Wendell looked doubtful. “I might have wanted to,” he said, somewhat abashed, “but I’ve never been very brave.”
“We escaped together,” Harvey said. “I couldn’t have done it without you.”
“Really?”
“Really.”
Wendell brightened at this. “Yeah,” he said. “I guess that’s right. Well…be seein’ ya.”
And, with that, they went their separate ways.
It was still several hours before daybreak, and the streets were virtually deserted, so for Harvey it was a long, lonely trudge home. He was tired, and a little saddened by his farewell to Wendell, but the thought of the welcome he’d get when he reached his own doorstep put a spring in his heels.
Several times he wondered if he’d gone astray, because the streets he passed through were unfamiliar. One neighborhood was extremely fancy, the houses and the cars parked outside them slicker than anything he’d set eyes on. Another was virtually a wasteland, the houses half rubble, the streets strewn with garbage. But his sense of direction served him well. As the East began to pale, and the birds in the trees started their twitterings, he rounded the corner of his street. His weary legs broke into a joyful dash, and brought him to the step panting for breath and ready to fall into his parents’ arms.
He knocked on the door. There was no sound from the house at first, which didn’t surprise him given the hour. He knocked again, and again. Finally a light was turned on and he heard somebody coming to the door.
“Who is it?” said his father from behind the closed door. “Do you know what time it is?
“It’s me,” said Harvey.
Then came the sound of bolts being drawn aside, and the door was opened a crack.
“Who’s me?” said the man peering out at him.
He looked kindly enough, Harvey thought, but it wasn’t his father. This was a much older man, his hair almost white, his face thin. He had a badly trimmed mustache, and a furrow of a frown.
“What do you want?” he said.
Before Harvey could reply a woman’s voice said:
“Come away from the door.”
He couldn’t see the second speaker yet, but he caught a glimpse of the wallpaper in the hallway, and the pictures on the wall. To his relief he saw that this was not his house at all. He’d obviously made a simple mistake, and knocked on the wrong door.
“I’m sorry,” he said, backing away. “I didn’t mean to wake you up.”
“Who are you looking for?” the man wanted to know, opening the door a little wider now. “Are you one of the Smith kids?”
He started to dig in the pocket of his dressing gown, and brought out a pair of spectacles.
He can’t even see me properly, Harvey thought: poor old man.
But before the spectacles reached the bridge of the man’s nose his wife appeared behind him, and Harvey’s legs almost folded up beneath him at the sight of her.
She was old, this woman, her hair almost as colorless as her husband’s, and her face even more lined and sorrowful.

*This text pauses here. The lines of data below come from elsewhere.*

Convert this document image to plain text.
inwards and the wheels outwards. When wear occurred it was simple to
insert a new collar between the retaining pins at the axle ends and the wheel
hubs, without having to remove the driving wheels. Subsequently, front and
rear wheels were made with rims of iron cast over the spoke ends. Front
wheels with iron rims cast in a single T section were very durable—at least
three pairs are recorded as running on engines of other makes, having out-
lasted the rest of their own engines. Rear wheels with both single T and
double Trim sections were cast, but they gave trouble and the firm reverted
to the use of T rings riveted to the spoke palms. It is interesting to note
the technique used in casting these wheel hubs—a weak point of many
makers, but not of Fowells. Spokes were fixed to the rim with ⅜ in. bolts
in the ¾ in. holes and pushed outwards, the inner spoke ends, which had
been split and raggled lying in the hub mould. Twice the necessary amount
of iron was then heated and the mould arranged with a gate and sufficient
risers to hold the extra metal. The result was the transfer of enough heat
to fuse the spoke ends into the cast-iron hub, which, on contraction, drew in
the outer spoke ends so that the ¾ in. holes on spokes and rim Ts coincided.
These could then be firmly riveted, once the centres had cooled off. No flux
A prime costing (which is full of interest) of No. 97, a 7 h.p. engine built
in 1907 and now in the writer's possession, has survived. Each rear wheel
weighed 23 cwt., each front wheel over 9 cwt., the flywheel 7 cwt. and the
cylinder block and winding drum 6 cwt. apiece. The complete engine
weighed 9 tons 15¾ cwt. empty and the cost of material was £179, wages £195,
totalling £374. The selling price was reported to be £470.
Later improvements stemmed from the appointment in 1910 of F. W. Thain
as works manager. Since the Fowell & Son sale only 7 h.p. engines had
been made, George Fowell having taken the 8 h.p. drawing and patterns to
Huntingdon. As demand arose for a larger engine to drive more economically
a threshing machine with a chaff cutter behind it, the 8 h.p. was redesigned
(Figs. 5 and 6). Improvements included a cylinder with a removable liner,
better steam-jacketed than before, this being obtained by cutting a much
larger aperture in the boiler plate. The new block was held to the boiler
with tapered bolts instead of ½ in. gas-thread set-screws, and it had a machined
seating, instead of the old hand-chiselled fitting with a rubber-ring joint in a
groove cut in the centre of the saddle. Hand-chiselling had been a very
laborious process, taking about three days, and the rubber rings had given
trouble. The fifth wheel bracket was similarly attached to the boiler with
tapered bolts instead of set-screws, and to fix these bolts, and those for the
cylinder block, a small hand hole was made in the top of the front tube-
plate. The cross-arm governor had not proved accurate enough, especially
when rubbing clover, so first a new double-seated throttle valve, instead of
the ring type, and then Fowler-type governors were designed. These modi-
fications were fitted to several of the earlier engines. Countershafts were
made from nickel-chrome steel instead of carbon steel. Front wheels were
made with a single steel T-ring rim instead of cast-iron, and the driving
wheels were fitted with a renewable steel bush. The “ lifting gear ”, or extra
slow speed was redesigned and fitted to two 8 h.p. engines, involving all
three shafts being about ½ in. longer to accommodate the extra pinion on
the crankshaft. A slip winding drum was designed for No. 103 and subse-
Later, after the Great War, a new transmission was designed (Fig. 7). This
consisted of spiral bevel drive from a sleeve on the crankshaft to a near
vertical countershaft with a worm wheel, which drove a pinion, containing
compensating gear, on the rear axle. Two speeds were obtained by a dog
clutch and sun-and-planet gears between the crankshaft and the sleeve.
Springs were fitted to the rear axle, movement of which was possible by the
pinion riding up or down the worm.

But Harvey knew that face better than any on earth. It was the first face he’d ever loved. It was his mother.
“Mom?” he murmured.
The woman stopped and stared out through the open door at the boy standing on the step, her eyes filling up with tears. She could barely breathe the word she said next.
“Harvey?”
“Mom?…Mom, it is you, isn’t it?”
By now the man had put on his spectacles, and peered through them with his eyes wide.
“It’s not possible,” he said flatly. “This can’t be Harvey.”
“It’s him,” said his wife. “It’s our Harvey. He’s come home.”